Moral Injury
“Moral injury is a major identity crisis and disruption of a person's meaning system and values because of a catastrophic or accumulated stresses that break them,” explains Rita N. Brock, Ph.D., senior vice president and director of the
Shay Moral Injury Center
, Volunteers of America.
“It's not a mental health disorder I want to make that absolutely clear. Even the psychiatrists who study moral injury say it is not a mental health disorder, but it is an intense kind of suffering because you lose your sense of being a good person, you wonder who you are, or you think that who you are has become so awful nobody will love you again,” she adds
Brock says a mental health disorder is when your perception of yourself and reality don't match and you're feeling guilty about nothing or you're feeling shame about nothing. However, moral injury is much different. Take for example a veteran or an officer who has killed someone as part of their job.

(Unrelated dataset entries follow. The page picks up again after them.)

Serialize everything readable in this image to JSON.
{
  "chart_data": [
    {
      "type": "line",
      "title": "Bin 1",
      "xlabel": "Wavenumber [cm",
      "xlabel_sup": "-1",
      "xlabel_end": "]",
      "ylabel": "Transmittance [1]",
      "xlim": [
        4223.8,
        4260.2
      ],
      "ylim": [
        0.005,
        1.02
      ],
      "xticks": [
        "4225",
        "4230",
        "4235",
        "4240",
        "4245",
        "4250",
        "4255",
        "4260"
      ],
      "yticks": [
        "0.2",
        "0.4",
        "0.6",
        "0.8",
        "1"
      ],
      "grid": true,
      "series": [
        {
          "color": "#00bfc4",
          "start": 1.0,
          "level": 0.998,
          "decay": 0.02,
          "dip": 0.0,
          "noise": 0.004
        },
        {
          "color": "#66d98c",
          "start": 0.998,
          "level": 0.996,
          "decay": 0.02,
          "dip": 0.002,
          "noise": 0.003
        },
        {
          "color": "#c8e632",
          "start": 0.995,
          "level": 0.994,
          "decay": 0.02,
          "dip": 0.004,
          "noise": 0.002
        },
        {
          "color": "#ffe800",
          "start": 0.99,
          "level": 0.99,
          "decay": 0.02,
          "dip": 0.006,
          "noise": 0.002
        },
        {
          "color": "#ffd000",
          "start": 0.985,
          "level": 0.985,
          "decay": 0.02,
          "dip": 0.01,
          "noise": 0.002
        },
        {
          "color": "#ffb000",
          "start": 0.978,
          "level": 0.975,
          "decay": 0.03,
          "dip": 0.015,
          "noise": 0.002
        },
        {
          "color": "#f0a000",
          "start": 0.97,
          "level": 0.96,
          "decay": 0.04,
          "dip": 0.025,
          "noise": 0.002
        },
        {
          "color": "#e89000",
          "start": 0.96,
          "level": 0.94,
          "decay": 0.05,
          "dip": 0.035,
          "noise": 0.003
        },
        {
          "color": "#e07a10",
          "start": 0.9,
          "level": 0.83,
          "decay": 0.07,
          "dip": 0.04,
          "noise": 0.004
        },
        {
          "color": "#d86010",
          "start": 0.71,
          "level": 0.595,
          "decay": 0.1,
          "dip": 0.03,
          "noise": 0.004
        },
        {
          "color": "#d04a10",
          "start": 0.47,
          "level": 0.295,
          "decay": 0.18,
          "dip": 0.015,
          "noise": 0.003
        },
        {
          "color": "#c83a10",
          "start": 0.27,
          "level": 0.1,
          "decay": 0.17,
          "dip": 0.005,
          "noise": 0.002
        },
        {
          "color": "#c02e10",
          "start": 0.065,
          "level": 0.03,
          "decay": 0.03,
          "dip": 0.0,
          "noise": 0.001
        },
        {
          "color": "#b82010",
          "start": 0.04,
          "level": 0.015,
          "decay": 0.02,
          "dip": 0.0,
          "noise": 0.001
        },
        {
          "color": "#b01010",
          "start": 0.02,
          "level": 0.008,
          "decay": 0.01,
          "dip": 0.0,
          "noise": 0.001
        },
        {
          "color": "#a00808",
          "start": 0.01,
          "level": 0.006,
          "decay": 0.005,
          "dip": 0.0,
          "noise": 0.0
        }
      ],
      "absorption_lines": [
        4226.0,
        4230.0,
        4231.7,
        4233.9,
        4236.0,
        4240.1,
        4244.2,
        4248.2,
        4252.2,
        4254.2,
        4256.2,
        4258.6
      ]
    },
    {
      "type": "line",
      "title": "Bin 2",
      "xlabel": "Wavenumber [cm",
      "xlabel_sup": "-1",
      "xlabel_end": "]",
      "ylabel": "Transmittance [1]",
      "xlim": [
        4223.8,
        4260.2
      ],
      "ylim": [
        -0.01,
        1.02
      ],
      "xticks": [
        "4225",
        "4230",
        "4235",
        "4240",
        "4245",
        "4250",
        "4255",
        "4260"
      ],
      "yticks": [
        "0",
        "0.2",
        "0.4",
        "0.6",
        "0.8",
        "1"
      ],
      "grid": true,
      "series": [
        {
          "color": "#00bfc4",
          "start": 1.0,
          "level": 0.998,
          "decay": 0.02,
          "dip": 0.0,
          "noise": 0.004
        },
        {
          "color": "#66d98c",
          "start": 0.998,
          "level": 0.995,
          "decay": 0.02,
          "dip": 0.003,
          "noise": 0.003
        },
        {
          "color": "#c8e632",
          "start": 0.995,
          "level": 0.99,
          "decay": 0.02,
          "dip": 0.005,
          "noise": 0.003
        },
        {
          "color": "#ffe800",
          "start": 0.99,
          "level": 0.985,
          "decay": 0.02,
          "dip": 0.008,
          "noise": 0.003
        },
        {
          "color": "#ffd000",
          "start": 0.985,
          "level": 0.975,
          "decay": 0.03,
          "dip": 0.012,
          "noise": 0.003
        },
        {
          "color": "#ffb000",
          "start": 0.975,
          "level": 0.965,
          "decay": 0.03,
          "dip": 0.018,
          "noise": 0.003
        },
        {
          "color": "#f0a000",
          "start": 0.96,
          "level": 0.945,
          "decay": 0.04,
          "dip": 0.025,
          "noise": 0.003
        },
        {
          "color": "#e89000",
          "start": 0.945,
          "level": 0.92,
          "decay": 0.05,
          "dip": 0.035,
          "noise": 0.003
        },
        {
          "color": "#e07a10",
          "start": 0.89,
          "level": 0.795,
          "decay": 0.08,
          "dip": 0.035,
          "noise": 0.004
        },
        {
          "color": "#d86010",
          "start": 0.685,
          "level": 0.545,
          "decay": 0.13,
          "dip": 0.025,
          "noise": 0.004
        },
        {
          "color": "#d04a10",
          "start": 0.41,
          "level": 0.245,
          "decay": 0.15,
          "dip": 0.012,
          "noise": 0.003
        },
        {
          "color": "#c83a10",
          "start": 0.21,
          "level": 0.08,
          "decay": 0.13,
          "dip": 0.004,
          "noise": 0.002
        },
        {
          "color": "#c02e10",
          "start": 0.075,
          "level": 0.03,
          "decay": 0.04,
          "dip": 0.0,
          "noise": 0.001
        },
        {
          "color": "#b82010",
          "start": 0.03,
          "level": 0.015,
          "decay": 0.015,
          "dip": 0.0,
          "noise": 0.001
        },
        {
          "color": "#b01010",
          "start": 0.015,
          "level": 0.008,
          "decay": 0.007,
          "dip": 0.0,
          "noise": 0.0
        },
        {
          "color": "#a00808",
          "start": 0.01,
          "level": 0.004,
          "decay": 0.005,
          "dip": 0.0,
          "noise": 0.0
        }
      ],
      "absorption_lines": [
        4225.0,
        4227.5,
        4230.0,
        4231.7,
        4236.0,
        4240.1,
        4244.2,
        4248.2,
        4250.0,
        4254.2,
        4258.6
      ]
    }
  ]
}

“If you kill someone, you ought to feel awful. That's an appropriate response to reality. There’s data about veterans that veterans who have killed in combat are twice as likely to take their own lives as other veterans. So, there's real research and data on how difficult it is when people trained to kill, authorized to kill, doing legal work that is paid for by our government, do it. They feel horrible. They feel really awful,” she says.
Moral injury can impact police officers through their experiences, whether just one experience or a series of events. One example was provided to Brock by an acquaintance, a chaplain, in which an officer left the force after only one incident that caused moral injury. But that officer never shared his struggles until later.